"Bem pobres são aqueles que precisam de mitos. Descrevo e digo: 'isto é vermelho, azul, verde. Isto é o mar, as montanhas, as flores.' Tenho eu necessidade de falar de Dionísio para dizer que gosto de esmagar bolas de lentiscos debaixo do meu nariz?" (1)
Há cem anos nascia um dos grandes
(a palavra é pobre para o exprimir) pensadores sobre a condição humana. Foi
identificado como um dos que pertenceu a um século onde alguns homens pensavam
a sociedade ou para indicar possibilidades ou para forjar caminhos
alternativos, os chamados intelectuais. A palavra não lhe faz completa justiça,
pois ele foi sobretudo uma voz moral, acima da pequena política, das intrigas
de palácio, onde soube falar sobre a natureza humana e dar-nos esse ânimo na
voz que caminha entre a desistência mais passiva e o não afirmativo, comprometido,
solidário por uma causa. A sua causa foi a da democracia da beleza, conceito,
nobre à procura de uma revolução, sim a a da vida, como ele também expressou.
Filho de outro continente, das
geografias humanas colonizadas, dessa mistura de povos e culturas, filho nas
margens da sociedade, cultivou a resistência e o estudo como a verdadeira porta
para se ser livre. É assim filho dessa ideia, que a França cultivou de que uma
educação republicana, poderia fazer nascer um País desenvolvido. E escreveu
sobre nós, as nossas ambições, a fragilidade humana na efemeridade do tempo e
os valores morais que devemos vestir em qualquer contexto. Tony Judt chamou-lhe o 'Melhor homem de França' e esta sente-lhe a falta, desde que se tornou passivamente indiferente à contemporaneidade.

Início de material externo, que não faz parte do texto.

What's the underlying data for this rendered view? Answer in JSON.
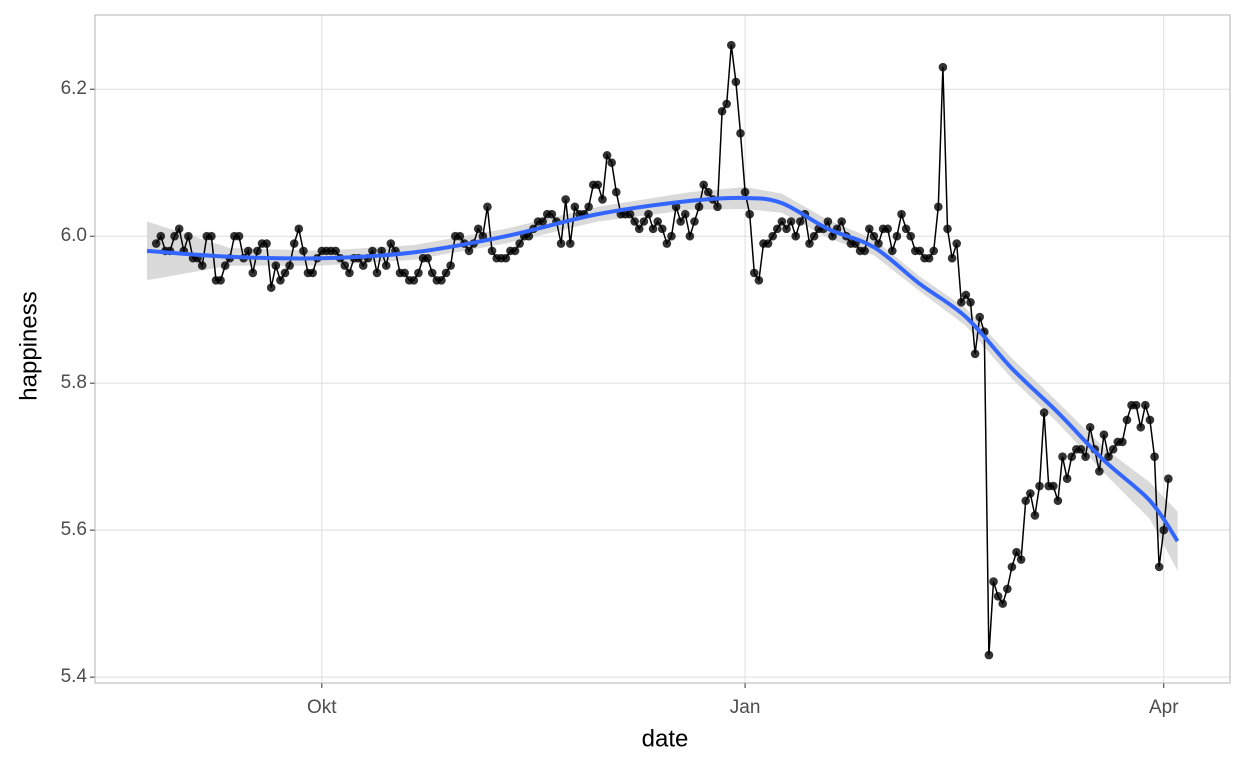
{
  "chart_data": {
    "type": "line",
    "x_label": "date",
    "y_label": "happiness",
    "x": [
      -36,
      -35,
      -34,
      -33,
      -32,
      -31,
      -30,
      -29,
      -28,
      -27,
      -26,
      -25,
      -24,
      -23,
      -22,
      -21,
      -20,
      -19,
      -18,
      -17,
      -16,
      -15,
      -14,
      -13,
      -12,
      -11,
      -10,
      -9,
      -8,
      -7,
      -6,
      -5,
      -4,
      -3,
      -2,
      -1,
      0,
      1,
      2,
      3,
      4,
      5,
      6,
      7,
      8,
      9,
      10,
      11,
      12,
      13,
      14,
      15,
      16,
      17,
      18,
      19,
      20,
      21,
      22,
      23,
      24,
      25,
      26,
      27,
      28,
      29,
      30,
      31,
      32,
      33,
      34,
      35,
      36,
      37,
      38,
      39,
      40,
      41,
      42,
      43,
      44,
      45,
      46,
      47,
      48,
      49,
      50,
      51,
      52,
      53,
      54,
      55,
      56,
      57,
      58,
      59,
      60,
      61,
      62,
      63,
      64,
      65,
      66,
      67,
      68,
      69,
      70,
      71,
      72,
      73,
      74,
      75,
      76,
      77,
      78,
      79,
      80,
      81,
      82,
      83,
      84,
      85,
      86,
      87,
      88,
      89,
      90,
      91,
      92,
      93,
      94,
      95,
      96,
      97,
      98,
      99,
      100,
      101,
      102,
      103,
      104,
      105,
      106,
      107,
      108,
      109,
      110,
      111,
      112,
      113,
      114,
      115,
      116,
      117,
      118,
      119,
      120,
      121,
      122,
      123,
      124,
      125,
      126,
      127,
      128,
      129,
      130,
      131,
      132,
      133,
      134,
      135,
      136,
      137,
      138,
      139,
      140,
      141,
      142,
      143,
      144,
      145,
      146,
      147,
      148,
      149,
      150,
      151,
      152,
      153,
      154,
      155,
      156,
      157,
      158,
      159,
      160,
      161,
      162,
      163,
      164,
      165,
      166,
      167,
      168,
      169,
      170,
      171,
      172,
      173,
      174,
      175,
      176,
      177,
      178,
      179,
      180,
      181,
      182,
      183,
      184
    ],
    "values": [
      5.99,
      6.0,
      5.98,
      5.98,
      6.0,
      6.01,
      5.98,
      6.0,
      5.97,
      5.97,
      5.96,
      6.0,
      6.0,
      5.94,
      5.94,
      5.96,
      5.97,
      6.0,
      6.0,
      5.97,
      5.98,
      5.95,
      5.98,
      5.99,
      5.99,
      5.93,
      5.96,
      5.94,
      5.95,
      5.96,
      5.99,
      6.01,
      5.98,
      5.95,
      5.95,
      5.97,
      5.98,
      5.98,
      5.98,
      5.98,
      5.97,
      5.96,
      5.95,
      5.97,
      5.97,
      5.96,
      5.97,
      5.98,
      5.95,
      5.98,
      5.96,
      5.99,
      5.98,
      5.95,
      5.95,
      5.94,
      5.94,
      5.95,
      5.97,
      5.97,
      5.95,
      5.94,
      5.94,
      5.95,
      5.96,
      6.0,
      6.0,
      5.99,
      5.98,
      5.99,
      6.01,
      6.0,
      6.04,
      5.98,
      5.97,
      5.97,
      5.97,
      5.98,
      5.98,
      5.99,
      6.0,
      6.0,
      6.01,
      6.02,
      6.02,
      6.03,
      6.03,
      6.02,
      5.99,
      6.05,
      5.99,
      6.04,
      6.03,
      6.03,
      6.04,
      6.07,
      6.07,
      6.05,
      6.11,
      6.1,
      6.06,
      6.03,
      6.03,
      6.03,
      6.02,
      6.01,
      6.02,
      6.03,
      6.01,
      6.02,
      6.01,
      5.99,
      6.0,
      6.04,
      6.02,
      6.03,
      6.0,
      6.02,
      6.04,
      6.07,
      6.06,
      6.05,
      6.04,
      6.17,
      6.18,
      6.26,
      6.21,
      6.14,
      6.06,
      6.03,
      5.95,
      5.94,
      5.99,
      5.99,
      6.0,
      6.01,
      6.02,
      6.01,
      6.02,
      6.0,
      6.02,
      6.03,
      5.99,
      6.0,
      6.01,
      6.01,
      6.02,
      6.0,
      6.01,
      6.02,
      6.0,
      5.99,
      5.99,
      5.98,
      5.98,
      6.01,
      6.0,
      5.99,
      6.01,
      6.01,
      5.98,
      6.0,
      6.03,
      6.01,
      6.0,
      5.98,
      5.98,
      5.97,
      5.97,
      5.98,
      6.04,
      6.23,
      6.01,
      5.97,
      5.99,
      5.91,
      5.92,
      5.91,
      5.84,
      5.89,
      5.87,
      5.43,
      5.53,
      5.51,
      5.5,
      5.52,
      5.55,
      5.57,
      5.56,
      5.64,
      5.65,
      5.62,
      5.66,
      5.76,
      5.66,
      5.66,
      5.64,
      5.7,
      5.67,
      5.7,
      5.71,
      5.71,
      5.7,
      5.74,
      5.71,
      5.68,
      5.73,
      5.7,
      5.71,
      5.72,
      5.72,
      5.75,
      5.77,
      5.77,
      5.74,
      5.77,
      5.75,
      5.7,
      5.55,
      5.6,
      5.67
    ],
    "color": "#000000",
    "smooth": {
      "x": [
        -38,
        -20,
        0,
        20,
        40,
        60,
        80,
        92,
        100,
        110,
        120,
        130,
        140,
        150,
        160,
        170,
        180,
        186
      ],
      "values": [
        5.98,
        5.972,
        5.97,
        5.978,
        6.0,
        6.03,
        6.048,
        6.052,
        6.045,
        6.01,
        5.985,
        5.935,
        5.89,
        5.82,
        5.76,
        5.695,
        5.64,
        5.585
      ],
      "lower": [
        5.94,
        5.96,
        5.96,
        5.968,
        5.99,
        6.02,
        6.036,
        6.037,
        6.032,
        5.998,
        5.974,
        5.925,
        5.878,
        5.806,
        5.746,
        5.678,
        5.615,
        5.545
      ],
      "upper": [
        6.02,
        5.984,
        5.98,
        5.988,
        6.01,
        6.04,
        6.06,
        6.067,
        6.058,
        6.022,
        5.996,
        5.945,
        5.902,
        5.834,
        5.774,
        5.712,
        5.665,
        5.625
      ],
      "color": "#3366ff",
      "band_color": "#d3d3d3"
    },
    "xlim": [
      -49.3,
      197.4
    ],
    "ylim": [
      5.392,
      6.301
    ],
    "xticks": [
      {
        "value": 0,
        "label": "Okt"
      },
      {
        "value": 92,
        "label": "Jan"
      },
      {
        "value": 183,
        "label": "Apr"
      }
    ],
    "yticks": [
      5.4,
      5.6,
      5.8,
      {
        "value": 6,
        "label": "6.0"
      },
      6.2
    ],
    "grid": true
  }
}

Escreveu O estrangeiro, A peste,
O mito de Sísifo, Os discursos da Suécia, A morte feliz e O primeiro homem. Foi
Prémio Nobel da Literatura em 1957 e é das poucas vozes coerentes do século XX
onde podemos ainda ver o caos e a angústia dos tempos modernos como uma forma
de expressão da humanidade, da nossa natureza. Compreendeu os limites das
tiranias do século XX, antes de algumas das suas vozes mais sonantes e
devemos-lhe isso, essa coerência pelo que somos. Caminhou sozinho, com a voz interior de um oráculo que se quer descobrir a si nos outros.
Essa felicidade que procurou,
que procuramos, entre múltiplas imagens, na procura da memória mais bela a
fundir no sonho, entre o universo visível que nos é dado a ver e a nossa
experiência humana. Chama-se Albert Camus e nasceu há muitas décadas para que o
visitemos nestes tempos obscuros que exigem um conhecimento de um homem essencial
do século XX, de múltiplos séculos, nessa luta essencial entre o absurdo e a
revolta, para a construção do possível humano.